- SCELTA DELLA REDAZIONE
- Voli astrali e scene maestose nel repertorio di un maestro.
Gustav Holst
Biografia
Collega di Vaughan Williams, Gustav Holst si è imposto come pilastro della classica inglese, influenzando con vitalità ritmica e peculiari scelte armoniche e strumentali una schiera di nomi, da Tippett a Birtwistle, passando per Britten. Nato a Cheltenham nel 1874, fin dall’infanzia è stato penalizzato da una salute cagionevole, che lo ha portato a imbracciare il trombone per controllare l’asma. Dopo aver ultimato la formazione musicale, ha avuto modo di maturare un’esperienza inestimabile cimentandosi con i lavori di Richard Strauss, sotto la direzione dello stesso compositore. Altra importante risorsa si è rivelata l’opera di innovatori russi e francesi come Borodin, Rimsky-Korsakov e Ravel: la prima serie di Inni corali dal Rig Veda (1908-12) ha anticipato le sperimentazioni di Stravinsky su ritmo e orchestrazione. Tuttavia, la più grande dimostrazione delle indubbie doti orchestrali è la suite I pianeti (1914-16). La celebrità conquistata attraverso questa impresa lo ha portato ad adottare uno stile più essenziale e conciso, esemplificato nel poema sinfonico Egdon Heath (1927).
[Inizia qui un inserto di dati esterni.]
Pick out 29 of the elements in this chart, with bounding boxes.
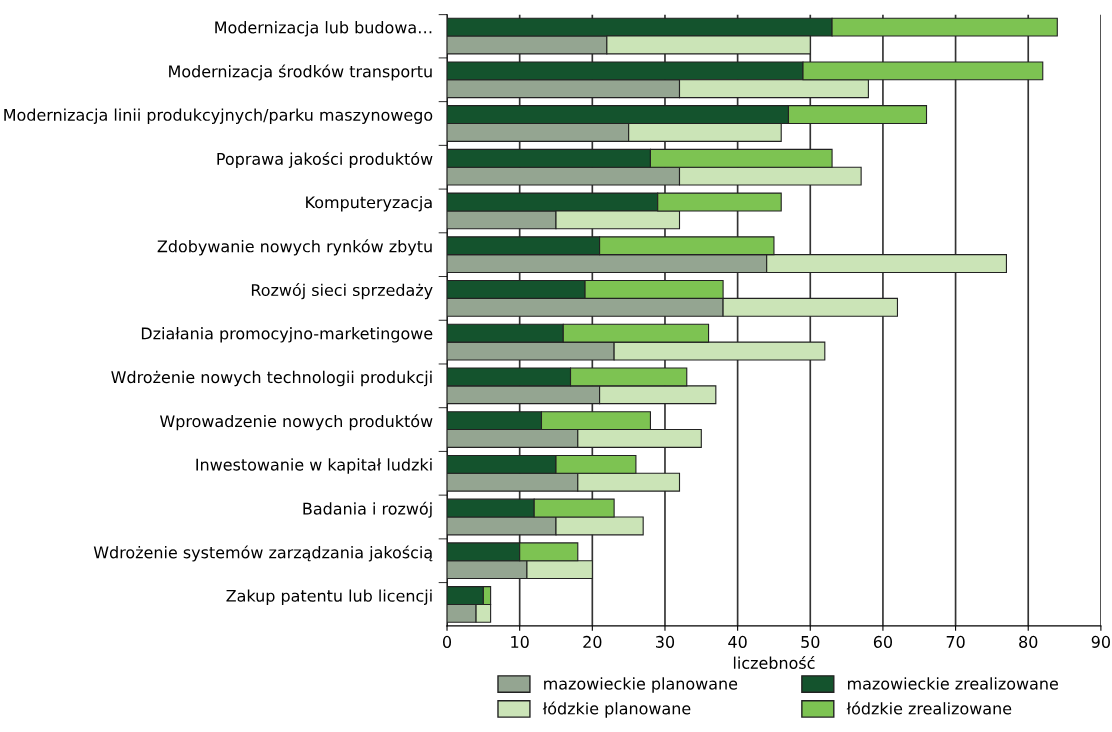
y-tick-label: Zakup patentu lub licencji — [226, 589, 432, 605]
y-tick-label: Modernizacja lub budowa… — [215, 21, 432, 37]
x-tick-label: 40 — [728, 635, 747, 648]
y-tick-label: Działania promocyjno-marketingowe — [141, 327, 433, 343]
y-tick-label: Zdobywanie nowych rynków zbytu — [157, 239, 432, 256]
x-tick-label: 70 — [946, 635, 965, 648]
y-tick-label: Wdrożenie nowych technologii produkcji — [111, 370, 432, 387]
legend-label: mazowieckie zrealizowane — [848, 677, 1058, 690]
x-tick-label: 30 — [656, 635, 675, 648]
legend-label: łódzkie planowane — [542, 701, 691, 718]
y-tick-label: Badania i rozwój — [303, 501, 432, 518]
y-tick-label: Inwestowanie w kapitał ludzki — [196, 458, 432, 474]
legend-label: mazowieckie planowane — [544, 677, 738, 693]
x-tick-label: 50 — [801, 635, 820, 648]
y-tick-label: Rozwój sieci sprzedaży — [251, 283, 433, 300]
y-tick-label: Poprawa jakości produktów — [217, 151, 433, 169]
x-tick-label: 80 — [1019, 635, 1038, 648]
x-tick-label: 0 — [443, 635, 452, 648]
legend-label: łódzkie zrealizowane — [846, 701, 1012, 715]
x-tick-label: 60 — [873, 635, 893, 648]
x-tick-label: 10 — [511, 635, 529, 648]
x-axis-title: liczebność — [733, 655, 815, 669]
x-tick-label: 20 — [583, 635, 602, 648]
y-tick-label: Modernizacja linii produkcyjnych/parku maszynowego — [4, 108, 433, 124]
y-tick-label: Komputeryzacja — [306, 195, 432, 212]
y-tick-label: Wdrożenie systemów zarządzania jakością — [93, 545, 433, 562]
y-tick-label: Wprowadzenie nowych produktów — [159, 414, 433, 431]
x-tick-label: 90 — [1091, 635, 1110, 648]
y-tick-label: Modernizacja środków transportu — [169, 64, 432, 81]
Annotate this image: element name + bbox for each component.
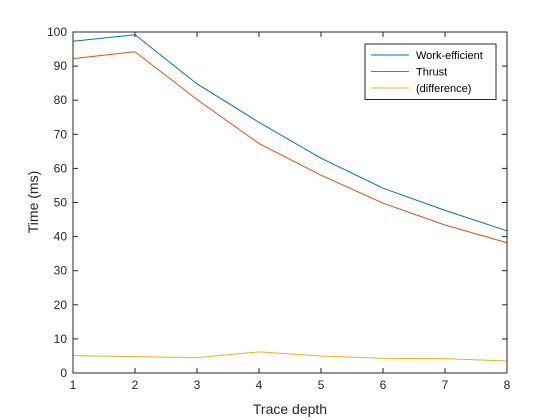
x-tick-label: 2 <box>132 378 139 392</box>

Nel tepore delle 12 canzoni popolari gallesi (1931) e nello squisito ‘O Spiritual Pilgrim’ (1933) risplende una creatività pionieristica, sostenuta dall’allegria sardonica dell’ultima opera The Wandering Scholar (1930) e di uno “Scherzo”, unico movimento completato di una sinfonia in fase di realizzazione prima della morte, poi sopraggiunta nel 1934 all’età di 59 anni.